Link is the native cryptocurrency of Chainlink: a software platform that connects blockchains with external data. It is known as an “oracle,” which in crypto jargon means technology that brings real-world data from an online source into a blockchain.
Link provides the main incentive mechanism for users to participate in Chainlink’s decentralized network of oracles. Link is an ERC-20 token based on the Ethereum blockchain. Unlike ether (the native cryptocurrency of Ethereum), link uses a type of proof-of-stake (PoS) consensus protocol where participants have to run their own nodes and are required to provide data to smart contracts in order to receive link tokens as a reward. It’s not a case of simply depositing tokens and earning interest.
Because link is used both for the exchange of data services and for node validator staking, it is used both as a means of payment and as a work token. Additionally, link has a hard cap of 1 billion tokens that are distributed as rewards for the validation work of node operators.
One billion tokens were created during the token’s launch in September 2017. Some 35% were allocated to a public sale at a price of $0.09 – $0.11, raising $32 million.
The price never climbed higher than $1.30 for nearly two years after the token was launched. Then, in 2019, following a flurry of new partnerships with the likes of Google Cloud, Polygon Network and Reserve, link prices skyrocketed 489% to $5. Another string of partnerships announced in August 2020, including one with Provide, sent link’s price soaring over the $20 mark for the first time.
Between December 2020 and May 2021, link’s price rose more than sixfold and reached an all-time high of $52.88.
How does Chainlink work?
When Chainlink was launched in 2017, the original white paper envisioned the project as a centralized oracle system for verifying incoming information. The Chainlink 2.0 white paper in April 2021, however, highlighted a transition from a centralized oracle system to a decentralized oracle network.
By design, Chainlink is blockchain agnostic, meaning it doesn’t operate its own blockchain or work solely within another blockchain. Instead, the token protocol runs on many different blockchains simultaneously and has incentives for its participants to provide and use Chainlink data within their blockchain smart contracts. Chainlink’s oracle network can be used for everything from the weather to presidential election results.
While blockchains are incredibly efficient at storing and recording data, they are unable to send or receive data from any external source. A typical blockchain may only read and receive data that is considered “on-chain.”
Think of a blockchain like a computer that has not been connected to the internet. On the one hand, its isolation from the internet makes its data more secure and reliable. On the other hand, it is limited in its ability to communicate with anything outside of the computer itself. Just like the computer, a blockchain is also an isolated system.
If the blockchain is a computer, then oracles would be like Wi-Fi or internet access. Blockchain oracles facilitate the communications between blockchains with “off-chain” systems like web application programming interfaces (APIs), internet-of-things (IoT) devices and data providers. Not only do oracles allow for a blockchain to listen and receive data from off-chain systems, but they also let the blockchain broadcast, output and validate on-chain data to its non-blockchain peers.
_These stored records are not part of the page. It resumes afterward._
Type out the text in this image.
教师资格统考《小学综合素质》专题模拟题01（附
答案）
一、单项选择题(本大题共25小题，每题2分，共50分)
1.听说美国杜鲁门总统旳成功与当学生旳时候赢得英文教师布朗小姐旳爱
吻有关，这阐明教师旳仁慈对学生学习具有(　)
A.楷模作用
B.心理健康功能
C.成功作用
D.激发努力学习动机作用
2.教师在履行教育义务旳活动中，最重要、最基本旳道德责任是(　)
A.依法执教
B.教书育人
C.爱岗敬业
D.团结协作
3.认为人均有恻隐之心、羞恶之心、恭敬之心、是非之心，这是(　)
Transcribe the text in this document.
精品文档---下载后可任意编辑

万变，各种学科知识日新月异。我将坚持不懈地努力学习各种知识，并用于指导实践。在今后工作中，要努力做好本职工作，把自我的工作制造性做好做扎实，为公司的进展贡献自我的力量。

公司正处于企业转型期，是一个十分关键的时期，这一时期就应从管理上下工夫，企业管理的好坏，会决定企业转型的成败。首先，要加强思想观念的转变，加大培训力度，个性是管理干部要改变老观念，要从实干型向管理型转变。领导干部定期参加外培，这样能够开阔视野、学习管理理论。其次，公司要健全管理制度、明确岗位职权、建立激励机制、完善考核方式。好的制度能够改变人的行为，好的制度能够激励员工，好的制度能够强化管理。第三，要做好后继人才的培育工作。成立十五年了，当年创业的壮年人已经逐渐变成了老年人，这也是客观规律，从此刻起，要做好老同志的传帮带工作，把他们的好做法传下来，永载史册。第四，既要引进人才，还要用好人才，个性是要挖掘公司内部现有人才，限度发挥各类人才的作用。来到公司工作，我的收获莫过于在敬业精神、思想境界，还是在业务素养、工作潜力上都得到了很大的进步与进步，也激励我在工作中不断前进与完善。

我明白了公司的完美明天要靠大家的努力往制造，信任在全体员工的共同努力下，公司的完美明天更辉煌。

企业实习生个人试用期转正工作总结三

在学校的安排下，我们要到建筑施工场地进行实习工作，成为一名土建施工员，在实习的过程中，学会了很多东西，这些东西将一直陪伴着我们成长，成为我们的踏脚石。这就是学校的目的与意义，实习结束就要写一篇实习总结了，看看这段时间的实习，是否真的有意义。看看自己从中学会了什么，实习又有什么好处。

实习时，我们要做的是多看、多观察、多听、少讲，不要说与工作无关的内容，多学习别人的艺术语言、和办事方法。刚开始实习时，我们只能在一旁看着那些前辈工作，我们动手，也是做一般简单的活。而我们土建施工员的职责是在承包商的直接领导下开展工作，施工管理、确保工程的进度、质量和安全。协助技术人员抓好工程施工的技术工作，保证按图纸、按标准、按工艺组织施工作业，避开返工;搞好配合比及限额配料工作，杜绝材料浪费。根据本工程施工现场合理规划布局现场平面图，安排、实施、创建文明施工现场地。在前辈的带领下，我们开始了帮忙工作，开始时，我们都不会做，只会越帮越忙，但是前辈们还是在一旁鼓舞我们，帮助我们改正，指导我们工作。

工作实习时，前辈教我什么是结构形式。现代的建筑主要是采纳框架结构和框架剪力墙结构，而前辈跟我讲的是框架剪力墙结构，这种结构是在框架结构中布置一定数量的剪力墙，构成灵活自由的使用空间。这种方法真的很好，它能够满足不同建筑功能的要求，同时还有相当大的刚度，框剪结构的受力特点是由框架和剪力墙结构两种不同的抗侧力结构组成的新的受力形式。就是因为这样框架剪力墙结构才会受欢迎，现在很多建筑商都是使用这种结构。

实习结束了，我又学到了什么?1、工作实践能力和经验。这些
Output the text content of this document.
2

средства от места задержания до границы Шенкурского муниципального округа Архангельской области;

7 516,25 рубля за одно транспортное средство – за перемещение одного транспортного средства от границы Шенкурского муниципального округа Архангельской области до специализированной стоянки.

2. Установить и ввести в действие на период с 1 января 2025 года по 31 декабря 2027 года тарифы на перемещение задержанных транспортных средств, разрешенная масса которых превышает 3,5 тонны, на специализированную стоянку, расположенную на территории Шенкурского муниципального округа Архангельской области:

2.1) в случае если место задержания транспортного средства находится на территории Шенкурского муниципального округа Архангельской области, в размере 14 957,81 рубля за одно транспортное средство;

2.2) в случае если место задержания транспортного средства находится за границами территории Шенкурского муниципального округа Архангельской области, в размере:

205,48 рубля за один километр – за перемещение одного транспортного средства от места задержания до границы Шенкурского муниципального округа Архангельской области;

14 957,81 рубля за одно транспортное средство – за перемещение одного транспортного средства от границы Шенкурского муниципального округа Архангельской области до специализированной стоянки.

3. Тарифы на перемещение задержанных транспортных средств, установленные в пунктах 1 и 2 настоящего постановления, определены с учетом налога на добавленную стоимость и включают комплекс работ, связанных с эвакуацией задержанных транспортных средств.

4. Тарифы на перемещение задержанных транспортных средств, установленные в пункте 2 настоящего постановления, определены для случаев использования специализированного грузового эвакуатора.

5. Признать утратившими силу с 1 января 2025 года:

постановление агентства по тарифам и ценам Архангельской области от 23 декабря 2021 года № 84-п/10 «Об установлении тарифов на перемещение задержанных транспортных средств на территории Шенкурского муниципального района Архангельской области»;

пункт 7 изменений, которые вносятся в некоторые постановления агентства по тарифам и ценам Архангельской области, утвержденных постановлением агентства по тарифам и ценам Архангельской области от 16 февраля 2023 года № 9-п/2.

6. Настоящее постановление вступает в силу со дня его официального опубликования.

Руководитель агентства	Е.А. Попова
Chainlink is a collection of these off-chain communication systems that can be accessed by other blockchains. In many ways, Chainlink is an internet for blockchains. Because Chainlink was designed to be blockchain agnostic, it can provide on-chain and real-world, external data to smart contracts on any blockchain network.
Key events and management
Chainlink was created in 2017 by software engineer Steve Ellis and entrepreneur Sergey Nazrov and is a subsidiary of Nzarov’s SmartContract.com. In the same month, Chainlink held an initial coin offering for 350 million Link (35% of its total supply) for a total of $32 million. The remaining 650 million Link were allocated to Link’s founding team (30%) and for its token reward system (35%).
Chainlink is an open-source project developed by the community with several advisers working on promoting it. Technical advisors for the project include Cornell Tech computer science professor Ari Juels, Zcash and Tezos advisor Andrew Miller, LLVM (low level virtual machine) creator Evan Cheng and Ethereum community manager Hudson James. Additionally, Chainlink is advised by DocuSign founder Tom Gonser and Brian Lio, CEO of Smith+Crown, a blockchain research organization.
Chainlink has formed partnerships with several high-profile projects to facilitate the verifiable sending and receiving of both on-chain and real world data. Some of those partners include:
- Oracle: Chainlink and Oracle announced a partnership in June 2019 to help startups monetize Oracle blockchain APIs that used Chainlink’s oracles.
- Binance: The crypto exchange announced a partnership with Chainlink in October 2019 to provide crypto data from the Binance exchange to other blockchain platforms.
- Everpedia: In August 2020, Everpedia used the Chainlink network to post result data of the 2020 presidential election from the Associated Press.
- Google Cloud: In August 2021, Chainlink released fully decentralized weather data feeds through a partnership with Google Cloud.